I have tremendous respect for those (some of them dear friends) who have given up meat for moral or health reasons. Clearly, our meat consumption in this country isn’t sustainable for our health, the health of others, and the environment.

Perhaps when God’s kingdom comes, the healing of our broken relationship to creation and each other will mean that we will once again commune with animals rather than eat them. But for now, we believe our children are learning significant lessons from life on a farm with animals: lessons about thankfulness, disappointment, death, praise, sadness, the necessity of toil, our lack of control, and profound joy. And we are learning those lessons right along with them.

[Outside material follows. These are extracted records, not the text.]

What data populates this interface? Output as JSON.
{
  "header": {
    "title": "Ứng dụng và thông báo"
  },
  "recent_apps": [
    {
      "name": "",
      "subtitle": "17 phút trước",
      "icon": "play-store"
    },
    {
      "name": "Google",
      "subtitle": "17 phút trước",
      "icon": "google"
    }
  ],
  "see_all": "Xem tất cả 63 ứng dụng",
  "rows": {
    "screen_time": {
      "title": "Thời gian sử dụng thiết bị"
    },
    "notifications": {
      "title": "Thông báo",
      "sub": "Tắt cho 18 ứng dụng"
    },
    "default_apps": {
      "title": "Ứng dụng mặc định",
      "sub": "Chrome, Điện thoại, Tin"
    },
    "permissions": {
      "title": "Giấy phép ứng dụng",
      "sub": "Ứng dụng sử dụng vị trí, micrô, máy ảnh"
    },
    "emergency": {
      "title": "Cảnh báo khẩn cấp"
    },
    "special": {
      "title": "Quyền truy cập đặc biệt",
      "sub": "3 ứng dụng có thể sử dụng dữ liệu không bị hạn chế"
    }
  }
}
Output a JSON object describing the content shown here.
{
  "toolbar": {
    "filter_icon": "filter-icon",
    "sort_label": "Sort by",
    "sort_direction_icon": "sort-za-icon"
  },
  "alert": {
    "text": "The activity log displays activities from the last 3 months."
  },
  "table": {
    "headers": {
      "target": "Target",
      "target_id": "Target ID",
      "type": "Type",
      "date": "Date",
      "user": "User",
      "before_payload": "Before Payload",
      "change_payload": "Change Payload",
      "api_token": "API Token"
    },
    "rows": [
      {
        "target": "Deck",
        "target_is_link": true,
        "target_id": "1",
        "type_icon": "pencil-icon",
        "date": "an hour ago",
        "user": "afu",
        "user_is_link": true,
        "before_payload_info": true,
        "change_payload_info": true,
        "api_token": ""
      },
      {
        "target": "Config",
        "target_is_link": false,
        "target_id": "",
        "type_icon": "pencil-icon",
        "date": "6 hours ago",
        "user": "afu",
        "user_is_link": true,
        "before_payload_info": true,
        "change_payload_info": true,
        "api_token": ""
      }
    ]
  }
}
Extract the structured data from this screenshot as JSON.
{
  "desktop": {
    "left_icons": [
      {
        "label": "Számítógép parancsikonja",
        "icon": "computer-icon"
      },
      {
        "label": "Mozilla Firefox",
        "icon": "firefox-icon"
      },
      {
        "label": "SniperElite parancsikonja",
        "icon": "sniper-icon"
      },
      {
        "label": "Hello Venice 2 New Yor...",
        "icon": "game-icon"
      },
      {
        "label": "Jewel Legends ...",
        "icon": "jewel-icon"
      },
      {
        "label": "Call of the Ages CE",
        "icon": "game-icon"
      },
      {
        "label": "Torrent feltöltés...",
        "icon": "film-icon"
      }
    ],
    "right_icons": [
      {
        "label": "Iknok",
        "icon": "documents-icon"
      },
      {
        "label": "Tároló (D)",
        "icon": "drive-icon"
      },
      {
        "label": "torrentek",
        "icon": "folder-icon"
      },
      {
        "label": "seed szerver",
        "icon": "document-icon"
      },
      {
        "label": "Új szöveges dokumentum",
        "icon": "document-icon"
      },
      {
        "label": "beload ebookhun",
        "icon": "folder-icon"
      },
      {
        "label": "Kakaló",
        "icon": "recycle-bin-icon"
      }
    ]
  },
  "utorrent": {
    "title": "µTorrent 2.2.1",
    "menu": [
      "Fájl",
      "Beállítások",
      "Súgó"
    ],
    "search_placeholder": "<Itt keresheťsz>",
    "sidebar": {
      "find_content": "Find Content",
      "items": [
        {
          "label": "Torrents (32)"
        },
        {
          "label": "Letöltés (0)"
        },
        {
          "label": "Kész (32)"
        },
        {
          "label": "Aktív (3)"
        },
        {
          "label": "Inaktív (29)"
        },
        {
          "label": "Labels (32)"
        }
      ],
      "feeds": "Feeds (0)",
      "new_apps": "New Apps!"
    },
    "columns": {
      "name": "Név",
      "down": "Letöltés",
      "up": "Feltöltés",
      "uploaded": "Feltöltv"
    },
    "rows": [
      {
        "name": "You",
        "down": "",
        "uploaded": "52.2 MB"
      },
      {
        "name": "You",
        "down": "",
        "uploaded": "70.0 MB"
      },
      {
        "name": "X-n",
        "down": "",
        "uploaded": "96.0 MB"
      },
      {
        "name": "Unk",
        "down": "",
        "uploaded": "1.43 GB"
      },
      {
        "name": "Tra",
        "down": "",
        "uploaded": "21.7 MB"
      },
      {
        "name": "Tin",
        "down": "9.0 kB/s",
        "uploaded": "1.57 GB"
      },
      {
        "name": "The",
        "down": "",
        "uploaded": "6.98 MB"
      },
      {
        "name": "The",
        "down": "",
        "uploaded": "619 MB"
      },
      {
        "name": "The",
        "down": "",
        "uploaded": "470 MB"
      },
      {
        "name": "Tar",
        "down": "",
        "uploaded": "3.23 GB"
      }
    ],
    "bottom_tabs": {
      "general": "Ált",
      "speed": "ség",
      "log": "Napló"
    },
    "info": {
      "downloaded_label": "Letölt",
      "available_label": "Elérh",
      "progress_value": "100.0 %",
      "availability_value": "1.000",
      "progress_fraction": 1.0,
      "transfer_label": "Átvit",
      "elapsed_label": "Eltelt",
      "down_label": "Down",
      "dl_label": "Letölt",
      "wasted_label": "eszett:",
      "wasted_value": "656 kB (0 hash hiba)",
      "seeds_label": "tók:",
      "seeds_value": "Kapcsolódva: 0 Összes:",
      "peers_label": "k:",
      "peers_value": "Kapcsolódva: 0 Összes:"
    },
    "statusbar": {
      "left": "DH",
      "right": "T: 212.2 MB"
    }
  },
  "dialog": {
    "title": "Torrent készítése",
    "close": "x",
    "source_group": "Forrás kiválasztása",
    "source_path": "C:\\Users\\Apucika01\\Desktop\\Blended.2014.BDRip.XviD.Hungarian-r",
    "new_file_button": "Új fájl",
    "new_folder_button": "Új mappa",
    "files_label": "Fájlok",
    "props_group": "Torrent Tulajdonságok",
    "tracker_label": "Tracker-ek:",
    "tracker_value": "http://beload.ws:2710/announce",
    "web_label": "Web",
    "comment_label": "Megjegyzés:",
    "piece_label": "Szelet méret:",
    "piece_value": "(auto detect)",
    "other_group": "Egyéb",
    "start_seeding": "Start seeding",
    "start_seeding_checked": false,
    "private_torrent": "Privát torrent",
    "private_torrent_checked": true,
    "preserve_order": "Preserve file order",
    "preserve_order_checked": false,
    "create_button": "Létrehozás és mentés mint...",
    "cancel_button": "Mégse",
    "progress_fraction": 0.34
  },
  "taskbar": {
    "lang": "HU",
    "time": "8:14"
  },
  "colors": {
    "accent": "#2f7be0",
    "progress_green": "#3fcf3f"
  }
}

 Christiana is the manager of this collaborative blog. She has postgrad degrees in theology and creative writing from St Andrews University in Scotland. She lives with her family in intentional Christian community in rural Illinois. While her husband farm manages, she writes, sings, gardens, cares for their two kiddos, cooks, preserves food and attempts to homemake. She also blogs


5 thoughts on “Growing up on a farm: lessons learned from eating animals

  1. Pingback: Farm life | the beauty of this hour

  2. Christiana, beautiful and thoughtful words. I too eat meat. We don’t have a farm (we do have 4 new point of lay chickens though!) but desire to raise some of our own food via our four chickens and small veggie patch. I try to purchase pasture raised / free range meat and poultry products. I think it’s important that animals have a very good life, expressing their very ‘chicken-ness’ ‘pig-ness’ ‘cow-ness’ etc… and have a one bad day at the end of that beautiful happy life. The domestic animals we have now would not even exist in their various breeds etc if it were not for their purpose to humanity. I loved your sentiments in this – especially about the way you have thoughtfully shown your children the reality of farm life. It is so much more natural than the sterility, airbrushed life we are marketed.. and that destroys. I so enjoy your words and wisdom.

    • Wow, thank you for your lovely words too! And that’s a great point-that the animals we know today are a product of the way they have been bred over the centuries. Yes, indeed, we should let them express their own “ness!”